Political Exclusion, Immigration Enforcement, and the "Chilling Effect" on Latino Social Service Use

This project will examine whether immigration enforcement had a "chilling effect" on social service use among Latinos during the Great Recession. We will estimate a series of multi-level models to assess whether immigration policy enforcement induced Latinos to forego safety net programs.

Maria G. Rendón, Assistant Professor of Planning, Policy, and Design, University of California-Irvine

The Mobility Prospects of Latino Men: Before and After the Great Recession

This study investigates how second-generation Latino men and their immigrant parents have experienced and responded to the Great Recession via projects of upward and downward mobility. It builds on a five-year qualitative study of Latino young men from two high-poverty neighborhoods in Los Angeles. These young men and their parents were first interviewed in 2007, prior to the Great Recession, and then a subsample were reinterviewed in the summer of 2012. The interviews explore how mobility was pursued and understood.
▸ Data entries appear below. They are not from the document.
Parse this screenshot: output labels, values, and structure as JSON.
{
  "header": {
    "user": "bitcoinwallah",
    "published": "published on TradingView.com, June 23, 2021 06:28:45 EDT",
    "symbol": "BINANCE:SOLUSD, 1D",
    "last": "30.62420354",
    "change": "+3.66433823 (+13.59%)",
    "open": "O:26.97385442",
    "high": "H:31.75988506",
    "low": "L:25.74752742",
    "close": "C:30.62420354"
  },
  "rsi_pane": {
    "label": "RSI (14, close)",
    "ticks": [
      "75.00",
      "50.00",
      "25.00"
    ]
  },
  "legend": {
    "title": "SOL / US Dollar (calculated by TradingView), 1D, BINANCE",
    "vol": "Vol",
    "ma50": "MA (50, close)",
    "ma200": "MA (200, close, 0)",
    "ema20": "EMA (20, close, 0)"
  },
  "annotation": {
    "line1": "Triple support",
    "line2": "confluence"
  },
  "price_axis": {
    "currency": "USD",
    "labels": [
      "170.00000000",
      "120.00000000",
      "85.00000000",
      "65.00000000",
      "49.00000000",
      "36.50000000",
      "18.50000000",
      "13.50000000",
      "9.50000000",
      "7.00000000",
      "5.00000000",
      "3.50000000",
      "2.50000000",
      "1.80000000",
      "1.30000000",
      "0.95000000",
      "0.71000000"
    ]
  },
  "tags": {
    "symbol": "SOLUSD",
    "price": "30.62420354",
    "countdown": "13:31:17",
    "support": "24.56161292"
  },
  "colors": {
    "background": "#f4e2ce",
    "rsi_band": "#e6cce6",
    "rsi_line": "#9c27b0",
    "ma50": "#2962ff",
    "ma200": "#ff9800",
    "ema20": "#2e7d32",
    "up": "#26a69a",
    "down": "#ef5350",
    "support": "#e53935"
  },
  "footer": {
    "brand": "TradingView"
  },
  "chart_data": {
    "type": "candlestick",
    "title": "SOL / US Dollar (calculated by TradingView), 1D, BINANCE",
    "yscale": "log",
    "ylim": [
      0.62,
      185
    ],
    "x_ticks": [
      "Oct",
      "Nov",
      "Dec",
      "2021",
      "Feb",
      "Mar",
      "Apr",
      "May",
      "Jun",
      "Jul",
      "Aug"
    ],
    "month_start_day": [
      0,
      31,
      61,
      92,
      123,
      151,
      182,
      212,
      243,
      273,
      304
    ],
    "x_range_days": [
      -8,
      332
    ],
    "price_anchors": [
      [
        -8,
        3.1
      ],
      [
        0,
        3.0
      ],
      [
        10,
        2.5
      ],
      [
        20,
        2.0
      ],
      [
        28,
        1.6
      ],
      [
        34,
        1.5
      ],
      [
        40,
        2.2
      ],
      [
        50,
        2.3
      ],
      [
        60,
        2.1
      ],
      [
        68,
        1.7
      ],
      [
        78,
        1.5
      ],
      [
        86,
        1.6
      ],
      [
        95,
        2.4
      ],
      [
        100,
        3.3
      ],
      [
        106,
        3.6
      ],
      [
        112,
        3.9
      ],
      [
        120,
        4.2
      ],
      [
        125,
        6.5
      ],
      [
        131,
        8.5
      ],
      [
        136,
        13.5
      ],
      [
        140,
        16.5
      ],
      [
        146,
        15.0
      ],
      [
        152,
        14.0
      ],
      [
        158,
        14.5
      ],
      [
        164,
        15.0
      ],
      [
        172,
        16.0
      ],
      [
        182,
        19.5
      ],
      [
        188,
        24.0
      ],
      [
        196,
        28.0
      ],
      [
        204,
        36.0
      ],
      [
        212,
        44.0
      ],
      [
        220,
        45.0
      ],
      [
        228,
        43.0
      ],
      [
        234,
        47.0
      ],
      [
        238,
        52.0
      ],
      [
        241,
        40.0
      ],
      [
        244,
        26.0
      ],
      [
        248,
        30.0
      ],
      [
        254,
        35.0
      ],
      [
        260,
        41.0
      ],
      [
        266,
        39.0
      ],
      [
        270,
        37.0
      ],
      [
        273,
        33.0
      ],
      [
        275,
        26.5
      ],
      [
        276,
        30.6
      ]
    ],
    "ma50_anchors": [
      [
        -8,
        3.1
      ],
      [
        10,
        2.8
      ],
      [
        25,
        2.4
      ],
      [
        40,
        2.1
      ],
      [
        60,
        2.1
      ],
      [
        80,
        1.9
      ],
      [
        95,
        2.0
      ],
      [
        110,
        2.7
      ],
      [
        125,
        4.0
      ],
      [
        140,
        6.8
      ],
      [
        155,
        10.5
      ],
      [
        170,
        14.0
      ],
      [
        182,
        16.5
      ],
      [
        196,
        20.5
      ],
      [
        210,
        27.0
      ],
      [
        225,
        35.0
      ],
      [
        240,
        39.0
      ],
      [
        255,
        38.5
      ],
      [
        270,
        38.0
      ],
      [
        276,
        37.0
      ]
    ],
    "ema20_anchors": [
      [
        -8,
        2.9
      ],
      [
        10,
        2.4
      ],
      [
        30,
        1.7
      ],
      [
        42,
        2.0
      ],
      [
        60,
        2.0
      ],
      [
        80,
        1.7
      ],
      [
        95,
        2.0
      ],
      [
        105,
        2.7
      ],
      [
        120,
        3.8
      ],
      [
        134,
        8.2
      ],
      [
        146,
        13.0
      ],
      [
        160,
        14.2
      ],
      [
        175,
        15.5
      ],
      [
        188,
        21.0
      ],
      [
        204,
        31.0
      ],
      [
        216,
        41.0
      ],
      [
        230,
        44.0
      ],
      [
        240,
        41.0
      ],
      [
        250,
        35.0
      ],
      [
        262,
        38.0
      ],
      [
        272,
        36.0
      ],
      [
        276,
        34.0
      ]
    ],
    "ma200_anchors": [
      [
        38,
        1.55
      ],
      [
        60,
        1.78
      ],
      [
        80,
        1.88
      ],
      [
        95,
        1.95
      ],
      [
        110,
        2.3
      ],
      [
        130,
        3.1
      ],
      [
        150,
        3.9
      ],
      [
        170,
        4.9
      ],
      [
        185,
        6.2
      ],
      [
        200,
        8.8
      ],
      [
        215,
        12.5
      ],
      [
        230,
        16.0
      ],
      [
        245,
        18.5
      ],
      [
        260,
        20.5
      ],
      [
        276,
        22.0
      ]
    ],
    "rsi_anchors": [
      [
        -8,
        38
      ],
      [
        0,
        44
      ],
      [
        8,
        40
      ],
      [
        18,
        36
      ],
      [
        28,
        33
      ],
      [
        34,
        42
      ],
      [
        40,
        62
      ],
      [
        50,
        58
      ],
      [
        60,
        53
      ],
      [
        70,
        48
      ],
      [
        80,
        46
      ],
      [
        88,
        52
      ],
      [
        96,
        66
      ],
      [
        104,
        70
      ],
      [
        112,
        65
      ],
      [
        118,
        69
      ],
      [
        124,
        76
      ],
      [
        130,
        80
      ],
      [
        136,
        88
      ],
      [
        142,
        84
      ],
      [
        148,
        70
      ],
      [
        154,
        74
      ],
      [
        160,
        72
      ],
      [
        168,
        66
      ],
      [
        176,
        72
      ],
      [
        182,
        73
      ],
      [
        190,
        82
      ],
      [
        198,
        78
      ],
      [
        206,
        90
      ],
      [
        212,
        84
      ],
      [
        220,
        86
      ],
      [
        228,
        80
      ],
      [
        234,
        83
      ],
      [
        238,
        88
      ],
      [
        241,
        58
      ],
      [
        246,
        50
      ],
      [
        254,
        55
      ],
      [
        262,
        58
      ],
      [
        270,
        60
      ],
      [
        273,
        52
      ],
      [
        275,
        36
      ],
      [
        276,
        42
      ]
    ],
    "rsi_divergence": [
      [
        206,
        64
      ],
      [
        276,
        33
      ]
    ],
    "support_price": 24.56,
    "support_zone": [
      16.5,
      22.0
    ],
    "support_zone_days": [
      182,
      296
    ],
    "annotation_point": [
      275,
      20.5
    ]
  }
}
Dawn M. Richardson, Assistant Professor of Community Affairs, Portland State University

Pathways to Mobility

Mexican Americans face a number of challenges in the pursuit of social mobility. We will conduct a mapping project with Mexican American youth living in disadvantaged neighborhoods in Portland, Oregon with the aim of learning from youth about the barriers and facilitators of mobility in their neighborhoods.

Fernando Riosmena, Assistant Professor of Population, University of Colorado-Boulder

The Hispanic Health Paradox and Immigrant Health Adaptation Processes

Prior research has found that Hispanics living in areas with higher coethnic concentration tend to have better health than those living in less concentrated areas. This project will build on this finding by deploying different measures of coethnic residential concentration and by examining differences among natives and immigrants. We draw on nationally-representative restricted-access data from the National Health and Nutrition Examination Survey (NHANES).

Van C. Tran, Assistant Professor of Sociology, Columbia University

Second Generation Decline or Advantage? New Evidence on the Assimilation of Latinos in the U.S.

In 2010, the Latino population reached 50.5 million or 16.3 percent of the U.S. population. Drawing on recent data from the Current Population Survey, this project seeks to answer three questions about the assimilation of Latinos in the U.S. How are Latinos and their descendants incorporated into American society? Do we observe a second-generation decline or advantage? How does the process of assimilation differ across Latino ethnic groups and immigrant destinations?